Berkshire had a market capitalization of $1.42 trillion dollars as of Friday's close.
That was good enough to rank eighth among U.S. companies by market cap, after Facebook-parent Meta Platforms (META) and ahead of electric-vehicle maker Tesla (TSLA) at $913.7 billion.
Born and raised in Omaha, Buffett was the son of a stock broker and a member of Congress. Buffett spent time at the University of Pennsylvania's Wharton School and the University of Nebraska.

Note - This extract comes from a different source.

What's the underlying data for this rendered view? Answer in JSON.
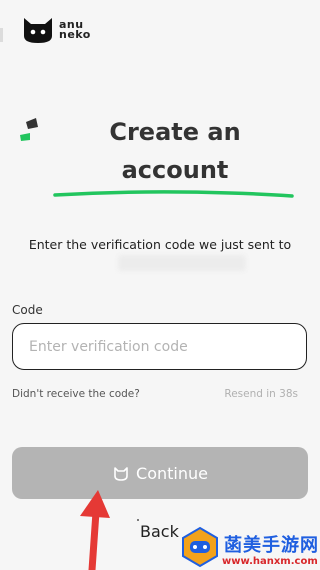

He learned value investing from the highly influential Benjamin Graham at the Columbia University School of Business.
He preferred managing investments as opposed to playing broker. In 1965, Buffett bought control of Berkshire Hathaway, then a struggling textile manufacturer, in 1965. He slowly sold off the textile and related businesses and invested heavily in insurance, utilities, retailing and other businesses.
He also dabbled for a time in newspapers as an investor in The Washington Post and, later, owner of The Buffalo News in New York.
He emerged as the controlling shareholder of Berkshire Hathaway in 1970. In 1978, Charles Munger joined Berkshire as vice chairman and effectively functioned as Buffett's business partner until Munger passed away in 2023 at age 93.
Munger convinced his friend to think about buying very good companies at good prices and letting managements build the businesses from there.
Then, he convinced a skeptical Buffett to consider buying into Apple (AAPL) on the grounds the tech giant was a great consumer company. Apple became Berkshire's largest and, by far, most successful investment — with more than 1 billion shares.
Apple CEO Tim Cook was an attendee at Berkshire's meeting on Saturday.
Berkshire is big, really big
Berkshire is now one of the largest conglomerates in the country. It holdings include Geico Insurance; the BNSF Railway (the nation's largest railroad by miles of track; Lubrizol; Pilot Flying J truck stops; Sees Candies; Benjamin Moore paints; Duracell batteries; Fruit of the Loom, and Dairy Queen, the ice-cream chain.
Its massive investment portfolio includes stakes in:
The huge Apple stake has been trimmed substantially in the last few years and was down to 300 million shares as of Friday and were worth about $62 billion.